When Daniel Baker earned his Ph.D. from the University of Pennsylvania last December, he brought with him a discovery that could fundamentally change how scientists hunt for new cancer therapies. Working under the mentorship of CAR T cell therapy pioneer Carl June, Baker helped develop an AI framework that can identify promising targets for engineered T cell treatments in a matter of weeks—work that traditional methods might take months or even years to accomplish.
The team at Penn's Perelman School of Medicine and Abramson Cancer Center combined the pattern-recognition power of large language models with the deep expertise of human researchers. Their approach, published in the journal Cell, uses multiple frontier AI systems to scan through more than 10,000 potential targets, running independent simulations 1,000 times over to filter out AI errors like hallucinations.
"Discovering a good CAR target is like trying to find a needle in a haystack, except the haystack keeps growing as more sequencing data becomes available," Baker explained. "Human experts excel at going deep, while LLMs are good at looking across a broad range of data. So, we created a framework that combines these strengths."

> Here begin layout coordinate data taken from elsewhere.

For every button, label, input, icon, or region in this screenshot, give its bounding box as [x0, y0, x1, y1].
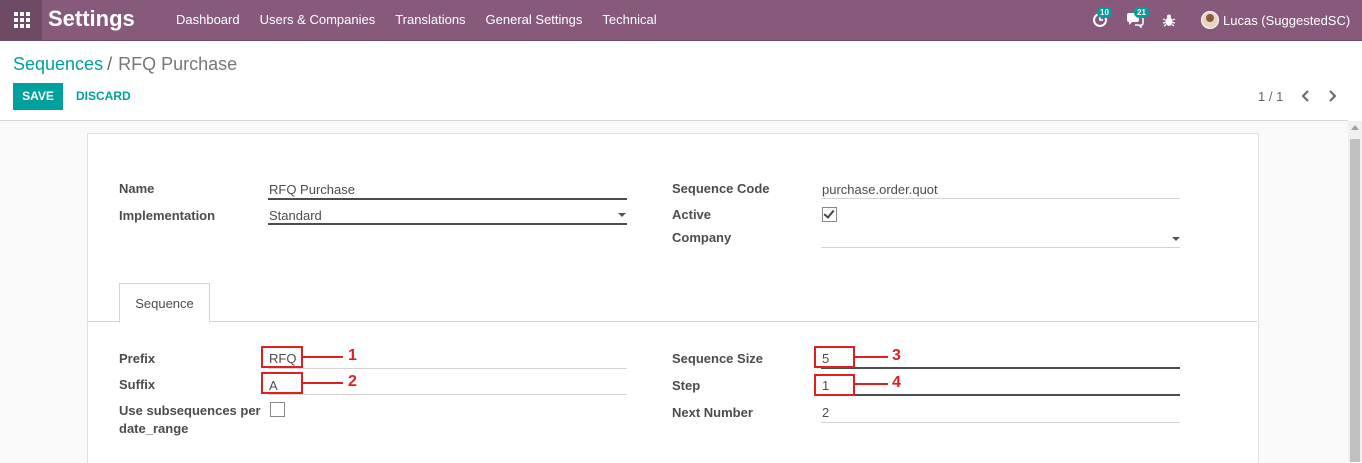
breadcrumb-current: RFQ Purchase — [118, 54, 238, 74]
breadcrumb-separator: / — [107, 54, 113, 74]
subsequences-checkbox[interactable] — [270, 402, 285, 417]
save-button[interactable]: SAVE — [13, 83, 63, 110]
sequence-size-underline — [821, 367, 1180, 369]
annotation-number-4: 4 — [892, 374, 901, 391]
implementation-underline — [268, 223, 627, 225]
prefix-underline — [268, 368, 627, 369]
next-number-field[interactable]: 2 — [822, 405, 829, 420]
activity-count-badge: 10 — [1097, 7, 1112, 18]
annotation-number-3: 3 — [892, 347, 901, 364]
check-icon — [823, 207, 835, 219]
company-label: Company — [672, 230, 732, 245]
annotation-box-size — [814, 346, 855, 368]
prefix-label: Prefix — [119, 351, 156, 366]
sequence-size-label: Sequence Size — [672, 351, 764, 366]
name-field[interactable]: RFQ Purchase — [269, 182, 355, 197]
next-number-underline — [821, 422, 1180, 423]
avatar — [1201, 11, 1219, 29]
company-underline — [821, 247, 1180, 248]
name-field-underline — [268, 198, 627, 200]
active-label: Active — [672, 207, 712, 222]
name-label: Name — [119, 181, 155, 196]
main-menu: Dashboard Users & Companies Translations… — [166, 0, 667, 40]
chevron-left-icon[interactable] — [1298, 88, 1314, 104]
menu-item-users-companies[interactable]: Users & Companies — [250, 0, 386, 40]
apps-grid-icon — [14, 12, 30, 28]
implementation-select[interactable]: Standard — [269, 208, 322, 223]
annotation-box-suffix — [261, 372, 303, 394]
debug-button[interactable] — [1160, 0, 1178, 40]
suffix-underline — [268, 394, 627, 395]
chevron-down-icon[interactable] — [1172, 237, 1180, 241]
chevron-down-icon[interactable] — [618, 213, 626, 217]
sequence-code-field[interactable]: purchase.order.quot — [822, 182, 938, 197]
menu-item-technical[interactable]: Technical — [592, 0, 666, 40]
user-menu[interactable]: Lucas (SuggestedSC) — [1201, 0, 1350, 40]
tabs-divider — [87, 321, 1257, 322]
annotation-number-2: 2 — [348, 373, 357, 390]
tab-sequence[interactable]: Sequence — [119, 283, 210, 323]
apps-menu-button[interactable] — [0, 0, 42, 40]
vertical-scrollbar[interactable] — [1348, 121, 1362, 462]
menu-item-general-settings[interactable]: General Settings — [476, 0, 593, 40]
activity-button[interactable]: 10 — [1090, 0, 1116, 40]
annotation-number-1: 1 — [348, 347, 357, 364]
subsequences-label: Use subsequences per — [119, 403, 261, 418]
sequence-code-underline — [821, 198, 1180, 199]
annotation-box-step — [814, 374, 855, 396]
messages-button[interactable]: 21 — [1126, 0, 1152, 40]
user-name: Lucas (SuggestedSC) — [1223, 12, 1351, 28]
bug-icon — [1162, 14, 1176, 27]
scrollbar-thumb[interactable] — [1350, 139, 1360, 462]
discard-button[interactable]: DISCARD — [76, 83, 131, 110]
annotation-line-2 — [303, 382, 343, 384]
menu-item-translations[interactable]: Translations — [385, 0, 475, 40]
annotation-line-3 — [855, 356, 888, 358]
suffix-label: Suffix — [119, 377, 156, 392]
step-label: Step — [672, 378, 701, 393]
scroll-up-arrow-icon[interactable] — [1351, 125, 1359, 130]
active-checkbox[interactable] — [822, 207, 837, 222]
implementation-label: Implementation — [119, 208, 216, 223]
messages-count-badge: 21 — [1134, 7, 1149, 18]
top-navbar: Settings Dashboard Users & Companies Tra… — [0, 0, 1362, 41]
annotation-line-1 — [303, 356, 343, 358]
sequence-code-label: Sequence Code — [672, 181, 770, 196]
breadcrumb-sequences-link[interactable]: Sequences — [13, 54, 103, 74]
next-number-label: Next Number — [672, 405, 753, 420]
subsequences-label-line2: date_range — [119, 421, 189, 436]
app-title: Settings — [48, 6, 135, 31]
annotation-box-prefix — [261, 346, 303, 368]
step-underline — [821, 394, 1180, 396]
pager-value[interactable]: 1 / 1 — [1258, 89, 1283, 104]
chevron-right-icon[interactable] — [1324, 88, 1340, 104]
annotation-line-4 — [855, 383, 888, 385]
breadcrumb: Sequences / RFQ Purchase — [13, 54, 237, 75]
menu-item-dashboard[interactable]: Dashboard — [166, 0, 250, 40]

The team's proof of concept centers on a protein called GPNMB, which their AI-driven analysis identified as the most promising target. When the researchers engineered T cells to recognize and attack cells bearing this marker, the treatment showed robust tumor-killing activity in mouse models of melanoma, leukemia, and colorectal cancer.
What makes this work particularly significant is its accessibility. The framework was built to work with publicly available datasets, a design choice Baker hopes will democratize cancer target discovery. "We hope to make this broadly available beyond teams who have access to clinical samples or major institutions that are able to do their own sequencing," he said.
CAR T cell therapy, which was pioneered at Penn Medicine, has already transformed care for several blood cancers over the past decade. The new AI approach could help extend those gains to solid tumors and other conditions by making the target identification process faster, cheaper, and more widely accessible to researchers around the world.